1-Bit Bonsai: A 290MB LLM Running at 100 Tokens/Second in Your Browser
Open the Bonsai WebGPU demo in Chrome. Type a prompt. Watch a 1.7B-parameter LLM generate text at ~100 tokens per second — entirely in your browser tab, no server involved.
The model is 290MB. That’s not a typo.
What PrismML Built
PrismML, a lab emerging from Caltech research, has released the Bonsai family of true 1-bit LLMs. Not post-training quantization, not mixed-precision with higher-precision escape hatches — 1-bit end-to-end across the entire network: embeddings, attention layers, MLP layers, and the LM head.
The lineup:
| Model | Size | Speed (M4 Pro) | Speed (RTX 4090) | Speed (Browser) |
|---|---|---|---|---|
| Bonsai 1.7B | 290MB | — | — | ~100 tok/s |
| Bonsai 8B | 1.15GB | 131 tok/s | 368 tok/s | — |
For context, a standard 16-bit 8B model is roughly 16GB and runs at a fraction of those speeds on the same hardware. Bonsai 8B is 14x smaller while remaining competitive on standard benchmarks.
Why 1-Bit Works Now
The idea of extreme quantization isn’t new — Microsoft’s BitNet paper showed the theoretical path in 2023. What’s new is making it practically deployable.
PrismML introduces “intelligence density” as their core metric: useful capability per gigabyte. By that measure, Bonsai 8B scores 1.06/GB versus Qwen3 8B’s 0.10/GB. That’s not an incremental improvement — it’s an order of magnitude.
The key insight: at 1-bit precision, matrix multiplications become additions. This is why the speed gains are so dramatic — the compute bottleneck shifts from arithmetic to memory bandwidth, and a 290MB model fits entirely in fast cache.
The Browser Changes Everything
The 1.7B model running in WebGPU is the real headline. Consider what this enables:
Offline-first apps. An LLM that works without internet, fits in a browser cache, and runs at 100 tok/s. Customer support widgets, form assistants, content tools — all running client-side.
Privacy by architecture. Data never leaves the device. No API calls to intercept, no compliance headaches, no data processing agreements. For healthcare, legal, and enterprise apps, this is transformative.
Edge deployments. Unreliable connectivity? Doesn’t matter. The model is local. IoT devices, field tablets, retail kiosks — anywhere a browser runs.
Zero infrastructure cost. No GPU servers, no API bills, no rate limits. The user’s device is the inference engine.

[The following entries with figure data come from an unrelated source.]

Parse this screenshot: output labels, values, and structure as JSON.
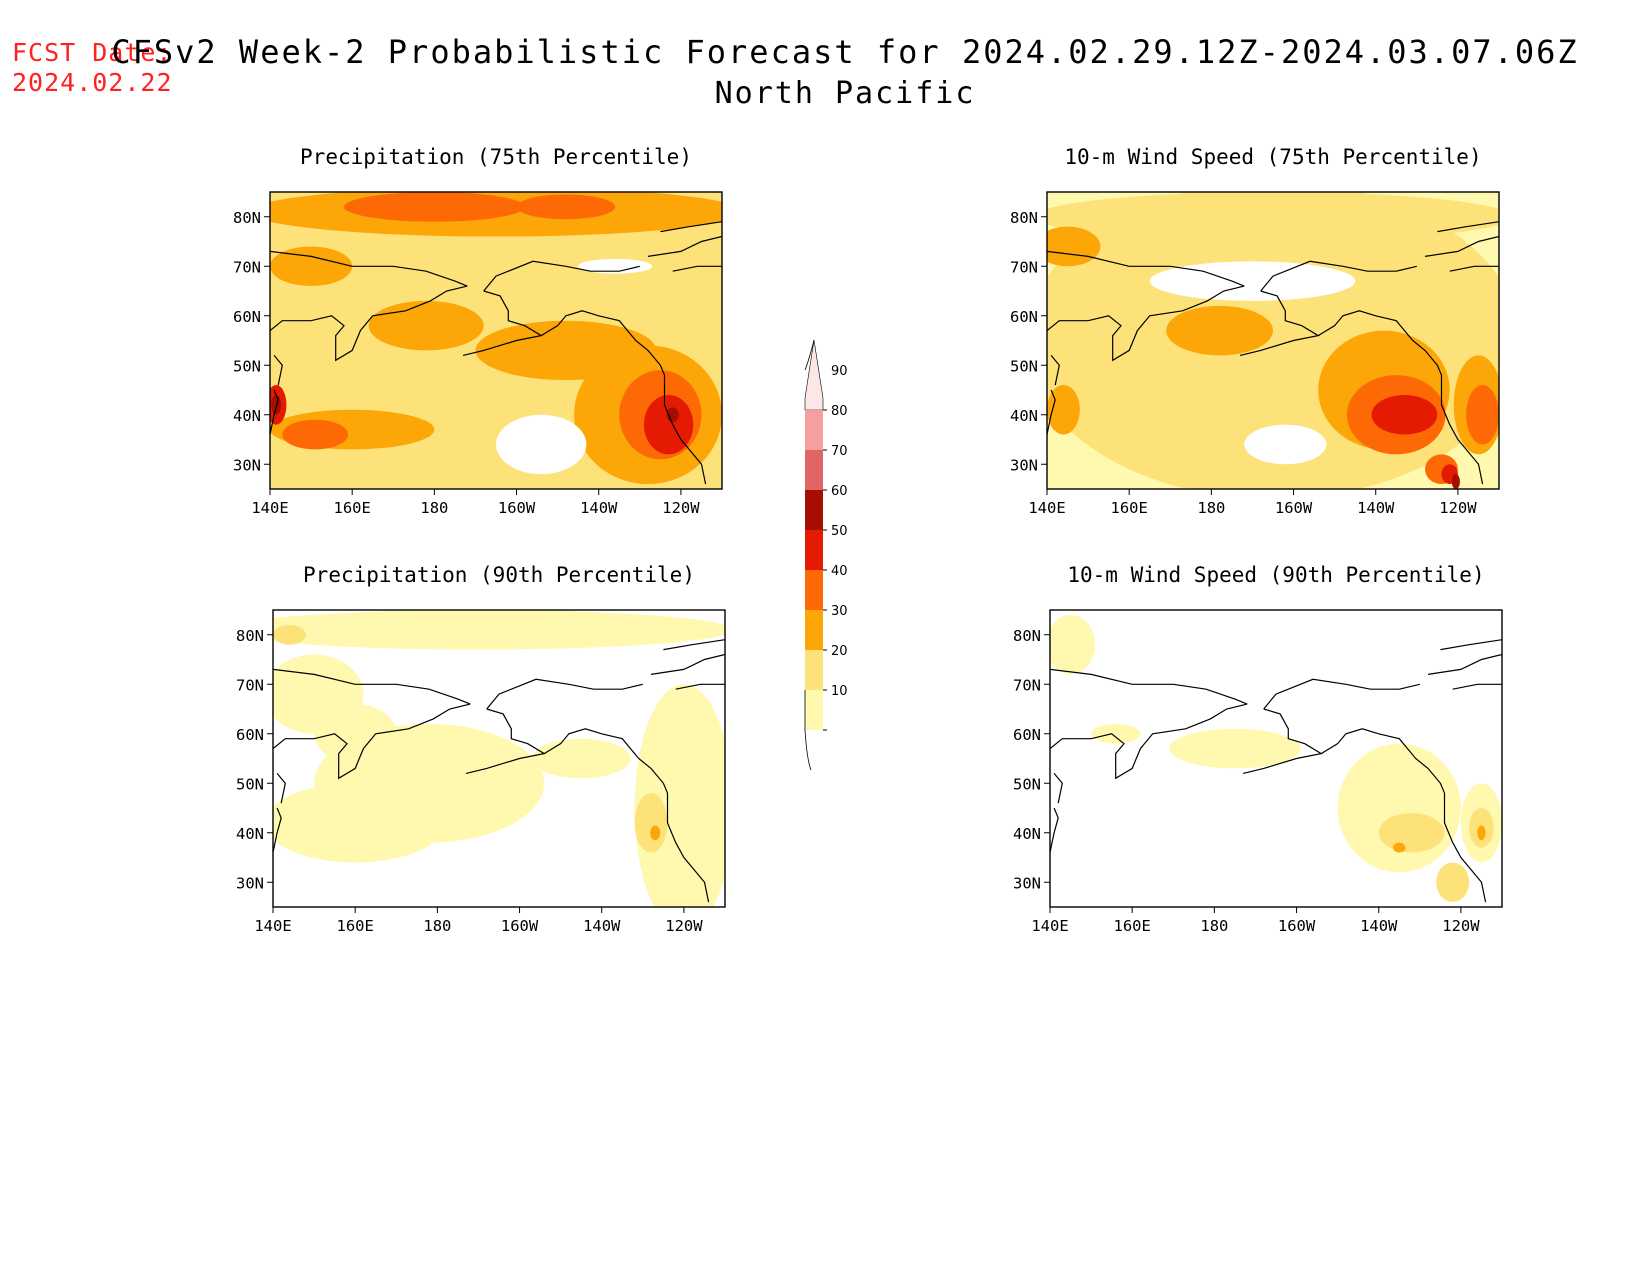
{
  "header": {
    "fcst_label": "FCST Date:",
    "fcst_date": "2024.02.22",
    "title": "CFSv2 Week-2 Probabilistic Forecast for 2024.02.29.12Z-2024.03.07.06Z",
    "region": "North Pacific"
  },
  "map_extent": {
    "lon": [
      140,
      250
    ],
    "lat": [
      25,
      85
    ]
  },
  "lon_ticks": [
    {
      "value": 140,
      "label": "140E"
    },
    {
      "value": 160,
      "label": "160E"
    },
    {
      "value": 180,
      "label": "180"
    },
    {
      "value": 200,
      "label": "160W"
    },
    {
      "value": 220,
      "label": "140W"
    },
    {
      "value": 240,
      "label": "120W"
    }
  ],
  "lat_ticks": [
    {
      "value": 80,
      "label": "80N"
    },
    {
      "value": 70,
      "label": "70N"
    },
    {
      "value": 60,
      "label": "60N"
    },
    {
      "value": 50,
      "label": "50N"
    },
    {
      "value": 40,
      "label": "40N"
    },
    {
      "value": 30,
      "label": "30N"
    }
  ],
  "colorbar": {
    "levels": [
      10,
      20,
      30,
      40,
      50,
      60,
      70,
      80,
      90
    ],
    "colors": [
      "#fff9b0",
      "#fde27a",
      "#fca607",
      "#fd6a05",
      "#e41b02",
      "#a50f01",
      "#e06666",
      "#f4a0a0",
      "#fde6e6"
    ]
  },
  "panels": [
    {
      "id": "precip-75",
      "title": "Precipitation (75th Percentile)",
      "blobs": [
        {
          "level": 20,
          "lon": 195,
          "lat": 52,
          "rlon": 62,
          "rlat": 30
        },
        {
          "level": 20,
          "lon": 162,
          "lat": 58,
          "rlon": 24,
          "rlat": 34
        },
        {
          "level": 20,
          "lon": 232,
          "lat": 60,
          "rlon": 20,
          "rlat": 28
        },
        {
          "level": 30,
          "lon": 195,
          "lat": 81,
          "rlon": 60,
          "rlat": 5
        },
        {
          "level": 30,
          "lon": 212,
          "lat": 53,
          "rlon": 22,
          "rlat": 6
        },
        {
          "level": 30,
          "lon": 232,
          "lat": 40,
          "rlon": 18,
          "rlat": 14
        },
        {
          "level": 30,
          "lon": 160,
          "lat": 37,
          "rlon": 20,
          "rlat": 4
        },
        {
          "level": 30,
          "lon": 178,
          "lat": 58,
          "rlon": 14,
          "rlat": 5
        },
        {
          "level": 30,
          "lon": 150,
          "lat": 70,
          "rlon": 10,
          "rlat": 4
        },
        {
          "level": 40,
          "lon": 180,
          "lat": 82,
          "rlon": 22,
          "rlat": 3
        },
        {
          "level": 40,
          "lon": 212,
          "lat": 82,
          "rlon": 12,
          "rlat": 2.5
        },
        {
          "level": 40,
          "lon": 235,
          "lat": 40,
          "rlon": 10,
          "rlat": 9
        },
        {
          "level": 40,
          "lon": 151,
          "lat": 36,
          "rlon": 8,
          "rlat": 3
        },
        {
          "level": 50,
          "lon": 237,
          "lat": 38,
          "rlon": 6,
          "rlat": 6
        },
        {
          "level": 50,
          "lon": 141.5,
          "lat": 42,
          "rlon": 2.5,
          "rlat": 4
        },
        {
          "level": 60,
          "lon": 141.5,
          "lat": 42,
          "rlon": 1.2,
          "rlat": 2
        },
        {
          "level": 60,
          "lon": 238,
          "lat": 40,
          "rlon": 1.5,
          "rlat": 1.5
        },
        {
          "level": 0,
          "lon": 206,
          "lat": 34,
          "rlon": 11,
          "rlat": 6
        },
        {
          "level": 0,
          "lon": 224,
          "lat": 70,
          "rlon": 9,
          "rlat": 1.5
        }
      ]
    },
    {
      "id": "wind-75",
      "title": "10-m Wind Speed (75th Percentile)",
      "blobs": [
        {
          "level": 20,
          "lon": 195,
          "lat": 55,
          "rlon": 60,
          "rlat": 32
        },
        {
          "level": 20,
          "lon": 195,
          "lat": 80,
          "rlon": 58,
          "rlat": 5
        },
        {
          "level": 30,
          "lon": 222,
          "lat": 45,
          "rlon": 16,
          "rlat": 12
        },
        {
          "level": 30,
          "lon": 182,
          "lat": 57,
          "rlon": 13,
          "rlat": 5
        },
        {
          "level": 30,
          "lon": 145,
          "lat": 74,
          "rlon": 8,
          "rlat": 4
        },
        {
          "level": 30,
          "lon": 245,
          "lat": 42,
          "rlon": 6,
          "rlat": 10
        },
        {
          "level": 30,
          "lon": 144,
          "lat": 41,
          "rlon": 4,
          "rlat": 5
        },
        {
          "level": 40,
          "lon": 225,
          "lat": 40,
          "rlon": 12,
          "rlat": 8
        },
        {
          "level": 40,
          "lon": 246,
          "lat": 40,
          "rlon": 4,
          "rlat": 6
        },
        {
          "level": 40,
          "lon": 236,
          "lat": 29,
          "rlon": 4,
          "rlat": 3
        },
        {
          "level": 50,
          "lon": 227,
          "lat": 40,
          "rlon": 8,
          "rlat": 4
        },
        {
          "level": 50,
          "lon": 238,
          "lat": 28,
          "rlon": 2,
          "rlat": 2
        },
        {
          "level": 60,
          "lon": 239.5,
          "lat": 26.5,
          "rlon": 1,
          "rlat": 1.5
        },
        {
          "level": 0,
          "lon": 198,
          "lat": 34,
          "rlon": 10,
          "rlat": 4
        },
        {
          "level": 0,
          "lon": 190,
          "lat": 67,
          "rlon": 25,
          "rlat": 4
        }
      ]
    },
    {
      "id": "precip-90",
      "title": "Precipitation (90th Percentile)",
      "blobs": [
        {
          "level": 10,
          "lon": 178,
          "lat": 50,
          "rlon": 28,
          "rlat": 12
        },
        {
          "level": 10,
          "lon": 160,
          "lat": 42,
          "rlon": 22,
          "rlat": 8
        },
        {
          "level": 10,
          "lon": 240,
          "lat": 45,
          "rlon": 12,
          "rlat": 25
        },
        {
          "level": 10,
          "lon": 190,
          "lat": 81,
          "rlon": 62,
          "rlat": 4
        },
        {
          "level": 10,
          "lon": 150,
          "lat": 68,
          "rlon": 12,
          "rlat": 8
        },
        {
          "level": 10,
          "lon": 160,
          "lat": 60,
          "rlon": 10,
          "rlat": 6
        },
        {
          "level": 10,
          "lon": 215,
          "lat": 55,
          "rlon": 12,
          "rlat": 4
        },
        {
          "level": 20,
          "lon": 232,
          "lat": 42,
          "rlon": 4,
          "rlat": 6
        },
        {
          "level": 20,
          "lon": 144,
          "lat": 80,
          "rlon": 4,
          "rlat": 2
        },
        {
          "level": 30,
          "lon": 233,
          "lat": 40,
          "rlon": 1.2,
          "rlat": 1.5
        }
      ]
    },
    {
      "id": "wind-90",
      "title": "10-m Wind Speed (90th Percentile)",
      "blobs": [
        {
          "level": 10,
          "lon": 225,
          "lat": 45,
          "rlon": 15,
          "rlat": 13
        },
        {
          "level": 10,
          "lon": 185,
          "lat": 57,
          "rlon": 16,
          "rlat": 4
        },
        {
          "level": 10,
          "lon": 245,
          "lat": 42,
          "rlon": 5,
          "rlat": 8
        },
        {
          "level": 10,
          "lon": 145,
          "lat": 78,
          "rlon": 6,
          "rlat": 6
        },
        {
          "level": 10,
          "lon": 156,
          "lat": 60,
          "rlon": 6,
          "rlat": 2
        },
        {
          "level": 20,
          "lon": 228,
          "lat": 40,
          "rlon": 8,
          "rlat": 4
        },
        {
          "level": 20,
          "lon": 245,
          "lat": 41,
          "rlon": 3,
          "rlat": 4
        },
        {
          "level": 20,
          "lon": 238,
          "lat": 30,
          "rlon": 4,
          "rlat": 4
        },
        {
          "level": 30,
          "lon": 225,
          "lat": 37,
          "rlon": 1.5,
          "rlat": 1
        },
        {
          "level": 30,
          "lon": 245,
          "lat": 40,
          "rlon": 1,
          "rlat": 1.5
        }
      ]
    }
  ]
}
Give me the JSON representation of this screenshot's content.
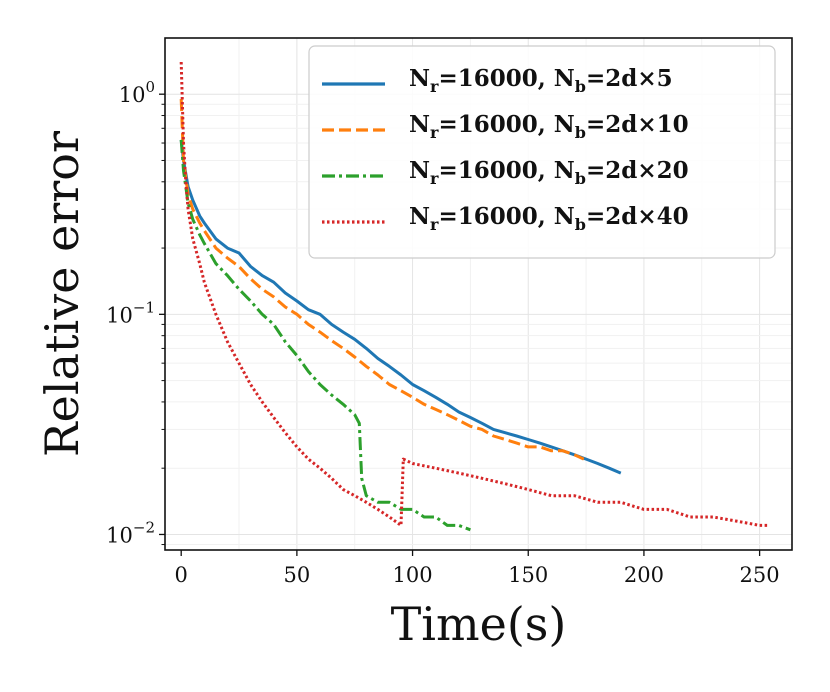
{
  "chart_data": {
    "type": "line",
    "title": "",
    "xlabel": "Time(s)",
    "ylabel": "Relative error",
    "yscale": "log",
    "xlim": [
      -7,
      264
    ],
    "ylim": [
      0.0085,
      1.8
    ],
    "xticks": [
      0,
      50,
      100,
      150,
      200,
      250
    ],
    "xtick_labels": [
      "0",
      "50",
      "100",
      "150",
      "200",
      "250"
    ],
    "yticks": [
      1,
      0.1,
      0.01
    ],
    "ytick_labels": [
      {
        "base": "10",
        "exp": "0"
      },
      {
        "base": "10",
        "exp": "−1"
      },
      {
        "base": "10",
        "exp": "−2"
      }
    ],
    "grid": true,
    "legend_position": "top-right",
    "series": [
      {
        "name": "N_r=16000, N_b=2d×5",
        "label_parts": [
          "N",
          "r",
          "=16000, N",
          "b",
          "=2d×5"
        ],
        "color": "#1f77b4",
        "dash": "solid",
        "x": [
          0,
          1,
          3,
          5,
          8,
          10,
          15,
          20,
          25,
          30,
          35,
          40,
          45,
          50,
          55,
          60,
          65,
          70,
          75,
          80,
          85,
          90,
          95,
          100,
          105,
          110,
          115,
          120,
          125,
          130,
          135,
          140,
          145,
          150,
          155,
          160,
          165,
          170,
          175,
          180,
          185,
          190
        ],
        "y": [
          0.62,
          0.5,
          0.38,
          0.33,
          0.28,
          0.26,
          0.22,
          0.2,
          0.19,
          0.165,
          0.15,
          0.14,
          0.125,
          0.115,
          0.105,
          0.1,
          0.09,
          0.083,
          0.077,
          0.07,
          0.063,
          0.058,
          0.053,
          0.048,
          0.045,
          0.042,
          0.039,
          0.036,
          0.034,
          0.032,
          0.03,
          0.029,
          0.028,
          0.027,
          0.026,
          0.025,
          0.024,
          0.023,
          0.022,
          0.021,
          0.02,
          0.019
        ]
      },
      {
        "name": "N_r=16000, N_b=2d×10",
        "label_parts": [
          "N",
          "r",
          "=16000, N",
          "b",
          "=2d×10"
        ],
        "color": "#ff7f0e",
        "dash": "dashed",
        "x": [
          0,
          1,
          3,
          5,
          8,
          10,
          15,
          20,
          25,
          30,
          35,
          40,
          45,
          50,
          55,
          60,
          65,
          70,
          75,
          80,
          85,
          90,
          95,
          100,
          105,
          110,
          115,
          120,
          125,
          130,
          135,
          140,
          145,
          150,
          155,
          160,
          165,
          170,
          174
        ],
        "y": [
          0.95,
          0.5,
          0.35,
          0.3,
          0.26,
          0.24,
          0.2,
          0.18,
          0.165,
          0.145,
          0.13,
          0.12,
          0.108,
          0.1,
          0.09,
          0.083,
          0.076,
          0.07,
          0.064,
          0.058,
          0.053,
          0.048,
          0.045,
          0.042,
          0.039,
          0.037,
          0.035,
          0.033,
          0.031,
          0.03,
          0.028,
          0.027,
          0.026,
          0.025,
          0.025,
          0.024,
          0.024,
          0.023,
          0.022
        ]
      },
      {
        "name": "N_r=16000, N_b=2d×20",
        "label_parts": [
          "N",
          "r",
          "=16000, N",
          "b",
          "=2d×20"
        ],
        "color": "#2ca02c",
        "dash": "dashdot",
        "x": [
          0,
          1,
          3,
          5,
          8,
          10,
          15,
          20,
          25,
          30,
          35,
          40,
          45,
          50,
          55,
          60,
          65,
          70,
          75,
          77,
          78,
          80,
          85,
          90,
          95,
          100,
          105,
          110,
          115,
          120,
          125
        ],
        "y": [
          0.62,
          0.45,
          0.32,
          0.27,
          0.23,
          0.21,
          0.17,
          0.15,
          0.13,
          0.115,
          0.1,
          0.09,
          0.075,
          0.065,
          0.055,
          0.048,
          0.043,
          0.039,
          0.035,
          0.032,
          0.018,
          0.015,
          0.014,
          0.014,
          0.013,
          0.013,
          0.012,
          0.012,
          0.011,
          0.011,
          0.0105
        ]
      },
      {
        "name": "N_r=16000, N_b=2d×40",
        "label_parts": [
          "N",
          "r",
          "=16000, N",
          "b",
          "=2d×40"
        ],
        "color": "#d62728",
        "dash": "dotted",
        "x": [
          0,
          1,
          2,
          3,
          5,
          8,
          10,
          15,
          20,
          25,
          30,
          35,
          40,
          45,
          50,
          55,
          60,
          65,
          70,
          75,
          80,
          85,
          90,
          95,
          96,
          100,
          110,
          120,
          130,
          140,
          150,
          160,
          170,
          180,
          190,
          200,
          210,
          220,
          230,
          240,
          250,
          254
        ],
        "y": [
          1.4,
          0.6,
          0.4,
          0.3,
          0.22,
          0.17,
          0.14,
          0.1,
          0.075,
          0.06,
          0.048,
          0.04,
          0.034,
          0.029,
          0.025,
          0.022,
          0.02,
          0.018,
          0.016,
          0.015,
          0.014,
          0.013,
          0.012,
          0.011,
          0.022,
          0.021,
          0.02,
          0.019,
          0.018,
          0.017,
          0.016,
          0.015,
          0.015,
          0.014,
          0.014,
          0.013,
          0.013,
          0.012,
          0.012,
          0.0115,
          0.011,
          0.011
        ]
      }
    ]
  }
}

The r/LocalLLaMA community is already pointing out the practical sweet spot: at 1.7B, you won’t get complex multi-step reasoning, but for classification, summarization, slot-filling, and extraction — tasks that make up the majority of production AI workloads — it’s more than sufficient.
The 8B Model: Serious Capability
The larger Bonsai 8B is where things get genuinely competitive. At 1.15GB, it fits on an iPhone 17 Pro and runs at 44 tok/s. On desktop hardware, the numbers are striking:
- M4 Pro Mac: 131 tok/s (vs. ~15 tok/s for a 16-bit 8B model)
- RTX 4090: 368 tok/s
PrismML demonstrated a simulated agentic workload: 50 ticket summary-and-assignment tasks. Bonsai 8B completed all 50 in the time a standard 16-bit 8B model did 6. For agents that need sustained throughput over many steps, this isn’t just faster — it’s a different class of capability.
Energy consumption drops correspondingly. When you’re moving 14x less data through memory, power draw falls dramatically — making battery-powered and embedded deployments viable.
What This Means for Local AI
We’ve been tracking the local LLM ecosystem closely, and Bonsai represents a phase change. Previous quantization (4-bit, 3-bit GPTQ/AWQ) compressed models by 4-5x with some quality loss. Bonsai compresses by 14x while staying competitive on benchmarks.
The implication: the hardware floor for running a useful LLM just dropped from “needs a decent GPU” to “needs a browser.” That’s a billion-device addressable market overnight.
There are real limitations — 1.7B won’t write your novel or debug complex code. But the vast majority of AI features people actually want in products (smart autocomplete, classification, summarization, extraction, simple Q&A) are well within reach of a model this size, running this fast, at zero marginal cost.
Try It
- Browser Demo — Run Bonsai 1.7B in your browser right now
- PrismML Announcement — Full technical details on Bonsai 8B
- Bonsai 8B GGUF — Download for local inference via llama.cpp/Ollama
The era of browser-native LLMs is here, and it’s faster than anyone expected.